The 19th century was a weird transitional time for governments. People wanted democracy, but were afraid to not have a king. So, when Mexico gained its independence from Spain, there were many conservatives in Mexico that wanted a king of their own. But who? The country was being run in the interim by a military junta led by one of the great generals of the war of independence, Agustin de Iturbide. Though he wasn’t of noble blood, they figured he’d do in a pinch. So, in 1822 they crowned him Augustin I, Emperor of Mexico. At that time Mexico ran from Oregon to Panama, including all of what is today the southwestern and western United States and most of Central America. His reign only lasted a year as Mexico’s rock star general-dictator Santa Ana decided they didn’t need an emperor after all. Augustin was later executed as an enemy of the state. Poor Augustin. He just wanted to be emperor of most of North America, is that so much to ask?

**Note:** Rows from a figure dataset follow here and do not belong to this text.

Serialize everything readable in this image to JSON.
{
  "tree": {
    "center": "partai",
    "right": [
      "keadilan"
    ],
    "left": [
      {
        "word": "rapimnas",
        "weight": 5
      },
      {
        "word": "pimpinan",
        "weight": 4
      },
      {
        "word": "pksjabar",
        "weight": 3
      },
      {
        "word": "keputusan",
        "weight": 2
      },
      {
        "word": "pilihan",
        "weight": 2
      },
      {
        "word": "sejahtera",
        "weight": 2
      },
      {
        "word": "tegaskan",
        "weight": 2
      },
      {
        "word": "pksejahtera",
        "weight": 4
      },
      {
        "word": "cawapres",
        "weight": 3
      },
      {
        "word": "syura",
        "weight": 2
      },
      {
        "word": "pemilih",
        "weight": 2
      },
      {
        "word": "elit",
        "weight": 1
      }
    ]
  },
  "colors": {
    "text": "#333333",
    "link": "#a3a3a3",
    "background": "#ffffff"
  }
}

Maximilian I, Emperor of Mexico

Augustin wasn’t the last emperor of Mexico, though. France took control of Mexico in the years after Augustin’s fall and monarchist sentiments still ran high among the upper classes. So, French Emperor Napoleon III installed young Maximilian on the throne as the Emperor of Mexico. Maximilian and his wife Charlotte didn’t have any children, so they adopted Augustin’s grand kids as their heirs. Maximilian was a decent guy who was liberally minded for the time and genuinely tried to improve the lot of the poor of Mexico. Unfortunately, he was naive, ineffectual, and not too smart. That’s what centuries of inbreeding will do to you. The Americans started supplying arms to the pro-democracy forces of Benito Juarez to get rid of ol’ Maxi. The inevitable happened and Maximilian was deposed and executed. Thus one of the greatest beards of all time faded into eternity.

Hector Williams, Wihta Tara of the Miskito

There are a lot of tribal groups left in Latin America with king-like chiefs, but few are as organized as Hector Williams. He is a member of the Miskito people, who held semi-autonomous control over their lands in Nicaragua while the British and Americans were running the show. In the last few decades, they’ve seen their little kingdom taken over by the Nicaraguan government. They hate them some Daniel Ortega, and many of the Miskito fought against the Sandinistas during civil war in the 80’s. In 2009, Hector officially declared the Miskito autonomous and no longer under Ortega’s control. Ortega and his mustache laughed an evil laugh at this. Hector is appealing to the U.N. and seeking recognition from the international community of an independent state ruled by him. Who knows, we might not have seen the end of monarchy in Latin Americas.